Many media companies may be slowly wading into Instagram’s 3-month-old long-form video platform, IGTV, but not Meredith. The magazine publisher is developing a slate of 10 original series for IGTV, the first of which will premiere later this year, according to Andrew Snyder, svp of video at Meredith.

Parents magazine will premiere a show starring undisclosed celebrity moms on IGTV. EatingWell will premiere a vegan cooking show; Travel + Leisure will air a travel show starring Instagram influencers touring the cities where they live; and Real Simple’s beauty director will host a beauty show offering makeup tips for commuters.

Meredith decided to invest in producing original programming for Instagram’s IGTV after surveying the digital video market and deciding that there is “no single platform where everybody goes to watch video,” said Snyder.

YouTube with its 1.8 billion monthly logged-in users may take issue with that assessment, but many of Meredith’s publications already operate YouTube channels and produce shows for Facebook’s would-be YouTube rival Watch. So now Meredith is looking to lay the groundwork on IGTV in case Instagram’s long-form video platform ends up becoming the one platform that finally legitimately rivals YouTube.

“In part because it’s early days [for IGTV], it’s a great opportunity to move quickly, develop programming designed for that platform and establish a leadership position,” said Snyder.

IGTV has yet to prove it can provide a big-enough audience, not to mention direct revenue, for publishers. In light of that, Meredith’s commitment to make not one but 10 shows for the platform may seem especially aggressive. And that’s on purpose. Meredith has been trying to accelerate the growth of its digital business.
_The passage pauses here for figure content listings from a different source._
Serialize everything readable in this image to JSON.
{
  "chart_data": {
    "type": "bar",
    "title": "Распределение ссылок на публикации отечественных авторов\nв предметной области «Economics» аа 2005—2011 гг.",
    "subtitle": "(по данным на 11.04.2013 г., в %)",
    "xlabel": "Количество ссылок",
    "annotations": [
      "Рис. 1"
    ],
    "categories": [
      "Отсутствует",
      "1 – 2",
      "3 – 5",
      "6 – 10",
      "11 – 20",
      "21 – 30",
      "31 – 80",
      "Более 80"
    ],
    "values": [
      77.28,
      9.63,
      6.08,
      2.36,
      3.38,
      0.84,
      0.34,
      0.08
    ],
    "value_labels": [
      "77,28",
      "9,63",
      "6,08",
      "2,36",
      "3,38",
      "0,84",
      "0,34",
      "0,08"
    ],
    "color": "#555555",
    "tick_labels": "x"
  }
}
That was a big reason why the company acquired Time Inc. last year and has been making video a more important part of its pitch to advertisers this year, such as by extending its sales guarantee to video ads.

Meredith will present the IGTV slate it will present at NewFronts West on Oct. 9.

Meredith’s investment in episodic shows on IGTV may be coming at an opportune time, given that Instagram has seen IGTV viewers gravitate toward serialized content. Meredith is still determining how it will schedule the airing of its shows’ episodes, but Snyder said episode lengths will range somewhere under 10 minutes but above three minutes.

However, because IGTV remains a nascent platform, there’s no clear path for Meredith to recoup the undisclosed amount of money it is investing in the IGTV shows. Instagram has yet to introduce any program for media companies and others to make money from their IGTV videos, and it hasn’t even extended its branded-content tagging tool to IGTV, which has made some publishers hesitant to ask advertisers to sponsor their IGTV videos. Nonetheless, Meredith plans to sell advertisers on sponsoring its IGTV shows, said Marla Newman, svp of digital sales at Meredith.

Advertisers and agencies attending NewFronts West are likely to leave their wallets back at the office, given that the event takes place outside of an obvious deal-making window. But to the extent that they are open to doing deals as a result of the two-day event, they are keeping an eye out for newer opportunities to reach people, such as IGTV, than established options like an OTT app’s live programming, according to Deutsch LA media director Lauren Tetuan. “A show for IGTV seems pretty interesting to me because, I take it, there’s a lot of people that have been looking to see how publishers will be using that platform and how much it will be utilized. So I feel like hearing plans for that sounds pretty interesting. More live on people’s OTT doesn’t grasp my attention the same way,” she said.

Of course, if advertisers are interested in live digital programming, then Meredith has that on offer too. In addition to its IGTV slate, Meredith’s NewFronts West presentation will showcase live programming on its streaming video network PeopleTV. In the first quarter of 2019, the company expects to double the amount of live video aired on PeopleTV to at least four hours per day, said Snyder.